The O.A. "Buddy" Keller III Terminal, a two-story, 14,500-square-foot terminal, opened in 2019 with expanded office space added in 2025 for business operating at the jetport. A new bypass-taxiway opened in 2025; with that improved access, one section of the airport just south of the terminal is being developed further with 27 additional aircraft hangars and a 1,500-square-foot maintenance facility. Raleigh Exec also has been approved by the FAA for an air traffic control tower to manage traffic from the airport grounds, a project that is now in the design phase and scheduled to open in 2029.

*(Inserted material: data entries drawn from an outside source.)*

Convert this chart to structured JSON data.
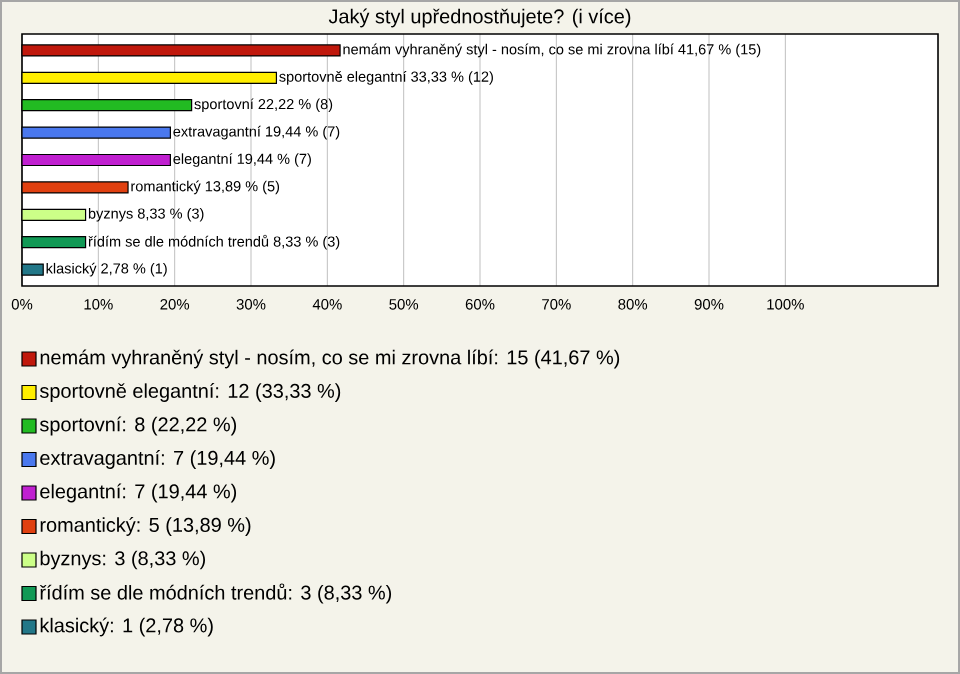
{
  "chart_data": {
    "type": "bar",
    "orientation": "horizontal",
    "title": "Jaký styl upřednostňujete? (i více)",
    "categories": [
      "nemám vyhraněný styl - nosím, co se mi zrovna líbí 41,67 % (15)",
      "sportovně elegantní 33,33 % (12)",
      "sportovní 22,22 % (8)",
      "extravagantní 19,44 % (7)",
      "elegantní 19,44 % (7)",
      "romantický 13,89 % (5)",
      "byznys 8,33 % (3)",
      "řídím se dle módních trendů 8,33 % (3)",
      "klasický 2,78 % (1)"
    ],
    "values": [
      41.67,
      33.33,
      22.22,
      19.44,
      19.44,
      13.89,
      8.33,
      8.33,
      2.78
    ],
    "colors": [
      "#c0180c",
      "#ffee00",
      "#22bb22",
      "#4a78ee",
      "#c020d0",
      "#e04010",
      "#ccff88",
      "#119955",
      "#227788"
    ],
    "xlim": [
      0,
      120
    ],
    "xticks": [
      {
        "value": 0,
        "label": "0%"
      },
      {
        "value": 10,
        "label": "10%"
      },
      {
        "value": 20,
        "label": "20%"
      },
      {
        "value": 30,
        "label": "30%"
      },
      {
        "value": 40,
        "label": "40%"
      },
      {
        "value": 50,
        "label": "50%"
      },
      {
        "value": 60,
        "label": "60%"
      },
      {
        "value": 70,
        "label": "70%"
      },
      {
        "value": 80,
        "label": "80%"
      },
      {
        "value": 90,
        "label": "90%"
      },
      {
        "value": 100,
        "label": "100%"
      }
    ],
    "grid": "x",
    "annotations": [
      "nemám vyhraněný styl - nosím, co se mi zrovna líbí: 15 (41,67 %)",
      "sportovně elegantní: 12 (33,33 %)",
      "sportovní: 8 (22,22 %)",
      "extravagantní: 7 (19,44 %)",
      "elegantní: 7 (19,44 %)",
      "romantický: 5 (13,89 %)",
      "byznys: 3 (8,33 %)",
      "řídím se dle módních trendů: 3 (8,33 %)",
      "klasický: 1 (2,78 %)"
    ]
  }
}
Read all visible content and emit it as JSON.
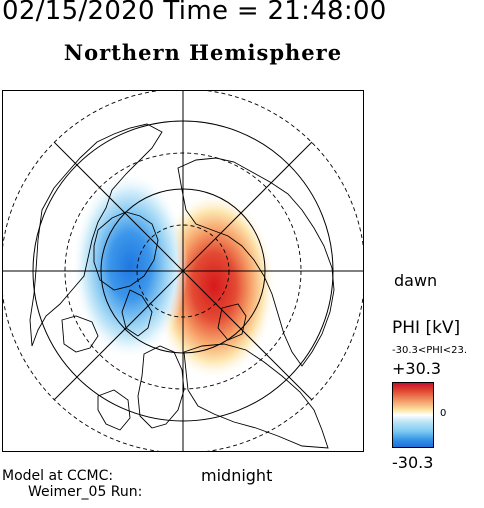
{
  "header": {
    "datetime": "02/15/2020 Time = 21:48:00",
    "title": "Northern Hemisphere"
  },
  "map": {
    "labels": {
      "dawn": "dawn",
      "midnight": "midnight"
    },
    "colors": {
      "positive": "#d7191c",
      "negative": "#2b83e6",
      "grid": "#000000"
    }
  },
  "model": {
    "line1": "Model at CCMC:",
    "line2": "Weimer_05 Run:"
  },
  "colorbar": {
    "title": "PHI [kV]",
    "range_text": "-30.3<PHI<23.",
    "max_label": "+30.3",
    "min_label": "-30.3",
    "zero_label": "0",
    "max_value": 30.3,
    "min_value": -30.3
  }
}
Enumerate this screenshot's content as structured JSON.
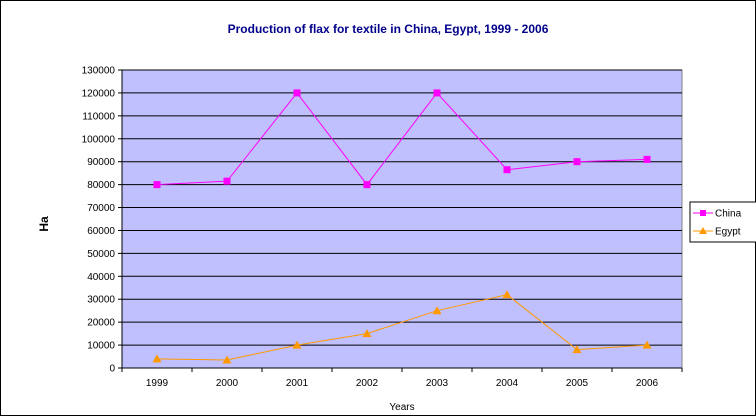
{
  "chart_data": {
    "type": "line",
    "title": "Production of flax for textile in China, Egypt,  1999 - 2006",
    "xlabel": "Years",
    "ylabel": "Ha",
    "categories": [
      "1999",
      "2000",
      "2001",
      "2002",
      "2003",
      "2004",
      "2005",
      "2006"
    ],
    "ylim": [
      0,
      130000
    ],
    "ytick_step": 10000,
    "grid": true,
    "legend_position": "right",
    "plot_background": "#c0c0ff",
    "series": [
      {
        "name": "China",
        "color": "#ff00ff",
        "marker": "square",
        "values": [
          80000,
          81500,
          120000,
          80000,
          120000,
          86500,
          90000,
          91000
        ]
      },
      {
        "name": "Egypt",
        "color": "#ff9900",
        "marker": "triangle",
        "values": [
          4000,
          3500,
          10000,
          15000,
          25000,
          32000,
          8000,
          10000
        ]
      }
    ]
  }
}
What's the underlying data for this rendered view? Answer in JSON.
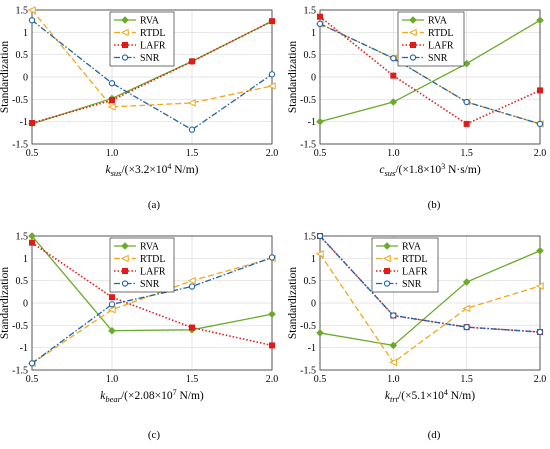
{
  "colors": {
    "RVA": "#6aaa2a",
    "RTDL": "#f0a81e",
    "LAFR": "#e01b1b",
    "SNR": "#1f64a8"
  },
  "chart_data": [
    {
      "type": "line",
      "panel_label": "(a)",
      "ylabel": "Standardization",
      "xlabel_sym": "k",
      "xlabel_sub": "sus",
      "xlabel_text": "/(×3.2×10",
      "xlabel_sup": "4",
      "xlabel_unit": " N/m)",
      "x": [
        0.5,
        1.0,
        1.5,
        2.0
      ],
      "x_ticks": [
        "0.5",
        "1.0",
        "1.5",
        "2.0"
      ],
      "ylim": [
        -1.5,
        1.5
      ],
      "y_ticks": [
        "-1.5",
        "-1",
        "-0.5",
        "0",
        "0.5",
        "1",
        "1.5"
      ],
      "legend_position": "top-center",
      "series": [
        {
          "name": "RVA",
          "values": [
            -1.05,
            -0.48,
            0.35,
            1.25
          ]
        },
        {
          "name": "RTDL",
          "values": [
            1.5,
            -0.67,
            -0.58,
            -0.2
          ]
        },
        {
          "name": "LAFR",
          "values": [
            -1.03,
            -0.52,
            0.35,
            1.25
          ]
        },
        {
          "name": "SNR",
          "values": [
            1.27,
            -0.14,
            -1.18,
            0.06
          ]
        }
      ]
    },
    {
      "type": "line",
      "panel_label": "(b)",
      "ylabel": "Standardization",
      "xlabel_sym": "c",
      "xlabel_sub": "sus",
      "xlabel_text": "/(×1.8×10",
      "xlabel_sup": "3",
      "xlabel_unit": " N·s/m)",
      "x": [
        0.5,
        1.0,
        1.5,
        2.0
      ],
      "x_ticks": [
        "0.5",
        "1.0",
        "1.5",
        "2.0"
      ],
      "ylim": [
        -1.5,
        1.5
      ],
      "y_ticks": [
        "-1.5",
        "-1",
        "-0.5",
        "0",
        "0.5",
        "1",
        "1.5"
      ],
      "legend_position": "top-center",
      "series": [
        {
          "name": "RVA",
          "values": [
            -1.0,
            -0.56,
            0.3,
            1.27
          ]
        },
        {
          "name": "RTDL",
          "values": [
            1.19,
            0.42,
            -0.56,
            -1.05
          ]
        },
        {
          "name": "LAFR",
          "values": [
            1.35,
            0.03,
            -1.05,
            -0.3
          ]
        },
        {
          "name": "SNR",
          "values": [
            1.19,
            0.42,
            -0.56,
            -1.05
          ]
        }
      ]
    },
    {
      "type": "line",
      "panel_label": "(c)",
      "ylabel": "Standardization",
      "xlabel_sym": "k",
      "xlabel_sub": "bear",
      "xlabel_text": "/(×2.08×10",
      "xlabel_sup": "7",
      "xlabel_unit": " N/m)",
      "x": [
        0.5,
        1.0,
        1.5,
        2.0
      ],
      "x_ticks": [
        "0.5",
        "1.0",
        "1.5",
        "2.0"
      ],
      "ylim": [
        -1.5,
        1.5
      ],
      "y_ticks": [
        "-1.5",
        "-1",
        "-0.5",
        "0",
        "0.5",
        "1",
        "1.5"
      ],
      "legend_position": "top-center",
      "series": [
        {
          "name": "RVA",
          "values": [
            1.5,
            -0.62,
            -0.6,
            -0.25
          ]
        },
        {
          "name": "RTDL",
          "values": [
            -1.35,
            -0.15,
            0.5,
            1.0
          ]
        },
        {
          "name": "LAFR",
          "values": [
            1.35,
            0.13,
            -0.55,
            -0.95
          ]
        },
        {
          "name": "SNR",
          "values": [
            -1.35,
            -0.03,
            0.37,
            1.02
          ]
        }
      ]
    },
    {
      "type": "line",
      "panel_label": "(d)",
      "ylabel": "Standardization",
      "xlabel_sym": "k",
      "xlabel_sub": "trt",
      "xlabel_text": "/(×5.1×10",
      "xlabel_sup": "4",
      "xlabel_unit": " N/m)",
      "x": [
        0.5,
        1.0,
        1.5,
        2.0
      ],
      "x_ticks": [
        "0.5",
        "1.0",
        "1.5",
        "2.0"
      ],
      "ylim": [
        -1.5,
        1.5
      ],
      "y_ticks": [
        "-1.5",
        "-1",
        "-0.5",
        "0",
        "0.5",
        "1",
        "1.5"
      ],
      "legend_position": "top-center",
      "series": [
        {
          "name": "RVA",
          "values": [
            -0.67,
            -0.95,
            0.47,
            1.17
          ]
        },
        {
          "name": "RTDL",
          "values": [
            1.1,
            -1.33,
            -0.12,
            0.38
          ]
        },
        {
          "name": "LAFR",
          "values": [
            1.5,
            -0.28,
            -0.54,
            -0.65
          ]
        },
        {
          "name": "SNR",
          "values": [
            1.5,
            -0.28,
            -0.54,
            -0.65
          ]
        }
      ]
    }
  ]
}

One of the more notable expansions was the addition of North Carolina's first electric aircraft charger, opened in partnership with BETA Technologies in 2025. At the time of its dedication, the location that includes a small campus of environmentally-sustainable container buildings, was part of BETA's nationwide charging network with about 50 sites across the East, West and Gulf coasts.

== Economic impact ==
Raleigh Exec contributed about $104.2 million to the local economy, according to a 2025 biannual report published by the North Carolina Division of Aviation that based its findings on data from 2023, the most recent year of complete data available at the time of the study. Researchers estimated that the jetport generated $42.89 million per year in personal income and $4.996 million in state and local taxes. The airport was credited with creating about 530 jobs, including those located on the jetport grounds and others supported by activity taking place at the jetport.